Nifty 50 Crashes 2.5%: Worst Weekly Fall Since Sept 2025 on Trump, Tariff Fears
Indian Market Sees Worst Weekly Fall Since Sept 2025

Indian equity markets witnessed a brutal sell-off last week, recording their worst performance globally, as a combination of US-driven geopolitical shocks and trade anxieties sent investors into a risk-averse frenzy. The benchmark indices logged steep declines, casting a shadow over the beginning of the new year and the upcoming corporate earnings season.

The Triple Shock That Rattled Dalal Street

The week's turmoil was primarily fueled by three significant developments originating from the United States.
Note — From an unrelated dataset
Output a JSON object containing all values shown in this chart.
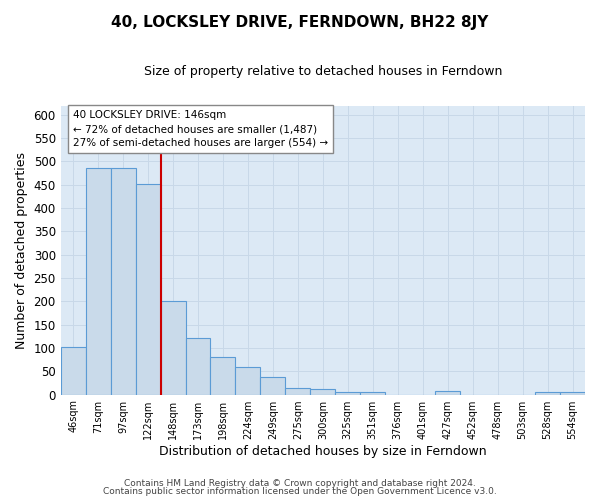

Sentiment took the first hit when US Commerce Secretary Howard Lutnick indicated a potential delay in the crucial India-US trade agreement. This was followed by heightened anxiety as the proposed Sanctioning Russia Act of 2025, which could impose tariffs as high as 500% on nations purchasing Russian oil, progressed in the US Congress. Given India's energy imports, this legislation poses a direct threat to the country's economic growth and market stability.

Further compounding the global uncertainty was the US military's capture of Venezuelan President Nicolás Maduro, an event that triggered a broad-based retreat across sectors earlier in the week. "Holiday-thinned liquidity and lingering valuation concerns accelerated profit-booking and deepened the sell-off," explained Akhil Bharadwaj, Senior Partner at Alpha Capital.

A Week of Steep Declines and Sectoral Carnage

The cumulative impact of these shocks was severe. The Nifty 50 index plummeted 2.5% to close at 25,683.30 on Friday, marking its most significant weekly drop since 26 September 2025. The index consistently lost ground across all five trading sessions, slipping below the crucial psychological level of 26,000.

The pain was widespread but unevenly distributed. The oil and gas sector was the hardest hit, nosediving 5.4% as tariff fears gripped investors. Reliance Industries alone saw a 7.4% drop, wiping out nearly $15 billion from its market capitalization. The power and capital goods sectors followed, declining 4.4% and 2.5%, respectively.

In a stark contrast, consumer durables emerged as the sole major gainer, rising 2.4% during the week. Bharadwaj attributed this resilience to spillover festive demand and optimistic third-quarter expectations for companies like Havells and Polycab.

Earnings Season and Data: The Next Triggers for Markets

With the dismal week behind them, investor focus now shifts to the December-quarter earnings season, which begins in earnest. IT giants Tata Consultancy Services and HCL Technologies are set to report their numbers on Monday, followed by nearly 40 other Nifty 500 companies. The performance of bellwethers like Infosys, Wipro, and Reliance Industries will be critical in setting the tone for the broader market.

"For TCS and HCLTech, the Street expects 1-3% sequential constant-currency growth as BFSI and hi-tech deals ramp up, but margins may contract 30-40 bps on furloughs," Bharadwaj noted. Positive surprises from these reports could help rebuild the damaged market sentiment.

Investors will also closely monitor key data releases and events for direction, including:

  • India's December retail inflation data, due on Monday.
  • A pivotal US Supreme Court ruling on American tariffs.

The 30-share Sensex index's nearly 2% fall in the first seven trading sessions of 2026 represents its worst annual start in a decade, a sharp reversal from the marginal 0.7% decline seen in the comparable period last year. As global and domestic cues intertwine, the market's recovery hinges on calming external storms and a robust showing from corporate India's quarterly report card.